We would do well to understand that a covenant is not merely a deal or contract. Rather, it is an exchange of people or exchange of self. God promises to be with Noah and to bless his family. Noah agrees to continue "walking with God." We will see a number of different covenants throughout our reading. Each one will expand God's reach or kingdom on earth. In each covenant it is man who breaks the covenant but God, in His mercy, expands His love. God made a covenant with Adam and Eve in the garden. They broke it with sin. God then expands His covenant from a couple to a family, or a group of couples. Watch in the readings as these covenants grow and expand! [A great book on the covenants of God is Dr. Scott Hahn's A Father Who Keeps His Promises]
The family isn't on dry land for long before sin rears it's ugly head. God wanted to wipe wickedness from the earth but it didn't work. Why? It is because sin is in the heart. Sin was carried, like a virus, onto the ark and thus survived the flood. It will take a new flood (Baptism) and a new heart (the Sacred Heart) to ultimately destroy sin and it's effects.
The sin that manifests itself after the flood is a sexual sin. We'll see this too as a common theme throughout the readings. Why is it so often that sexual sins are the downfall of man? Why is it the favorite playground of the devil? I would venture to propose that it is in our sexual powers where we image God in a unique way. With His help, we have the ability to bring forth new souls destined for eternity. What better point of attack for Satan than here where we, with God's help, bring forth souls created in His image and likeness.
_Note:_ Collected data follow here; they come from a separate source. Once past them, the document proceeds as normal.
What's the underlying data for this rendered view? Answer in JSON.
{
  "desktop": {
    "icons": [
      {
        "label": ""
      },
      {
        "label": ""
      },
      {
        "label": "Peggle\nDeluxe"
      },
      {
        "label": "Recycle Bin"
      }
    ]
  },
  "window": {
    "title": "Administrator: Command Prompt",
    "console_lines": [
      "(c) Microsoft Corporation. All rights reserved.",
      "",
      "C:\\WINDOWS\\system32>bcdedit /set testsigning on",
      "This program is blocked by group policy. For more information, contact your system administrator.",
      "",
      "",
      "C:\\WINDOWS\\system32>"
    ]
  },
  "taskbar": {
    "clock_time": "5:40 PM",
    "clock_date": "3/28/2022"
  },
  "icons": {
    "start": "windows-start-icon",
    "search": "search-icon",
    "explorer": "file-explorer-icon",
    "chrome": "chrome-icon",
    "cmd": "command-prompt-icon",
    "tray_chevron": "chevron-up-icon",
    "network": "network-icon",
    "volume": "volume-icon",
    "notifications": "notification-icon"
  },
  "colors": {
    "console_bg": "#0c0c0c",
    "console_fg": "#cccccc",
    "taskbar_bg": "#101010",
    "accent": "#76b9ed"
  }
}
This sexual sin may not have been readily apparent in the reading but it takes place during this strange story of Noah's nakedness and the cursing of his grandson. In essence Noah is drunk and probably passed out. Perhaps Noah's wife is as well. Regardless, Ham takes advantage of the situation and sleeps with his own mother. This is what is meant by the idiom "saw the nakedness of his father or uncovered the nakedness of his father." So, Canaan is the son of Ham and Noah's wife. Thus Noah curses Canaan, his grandson, the fruit of this unholy union. (see Leviticus 20:11)
We now turn our eyes back to the genealogies of Ham, Japheth, and Shem. In chapter 10 we are told of the descendants of these three brothers and where they settled in the world.
In chapter 11 the author explains why there are so many different languages in the world. We read about the tower of Babel. Here, once again, men are forgetting about God. This tower is representative of them wanting to climb to heaven. Rather than carrying the name of God upon their hearts they say, "let us make a name for ourselves." This is an attempt to "be like God" and so God confuses their language making it difficult for them to do this sort of work. What New Testament event undoes this confusing of languages? (see Acts 2: 5-12)
In chapter 11 we also are given the full genealogy of Shem. Shem carries the blessing, "Blessed by the Lord my God be Shem..."(Gen 9:26) and the bloodline of Jesus. It is here that we are introduced to the new characters in the story that we will be following for quite some time - Abram, Sarai, and Lot.
If you are thoroughly confused by the genealogies to this point, this chart may help put things into perspective....
Why didn't God just make sin disappear instead of doing all these things (flood, Babel, etc)?
What enabled Enoch and Noah to stand alone and righteous amidst great wickedness?
What can you do to imitate them in our own generation?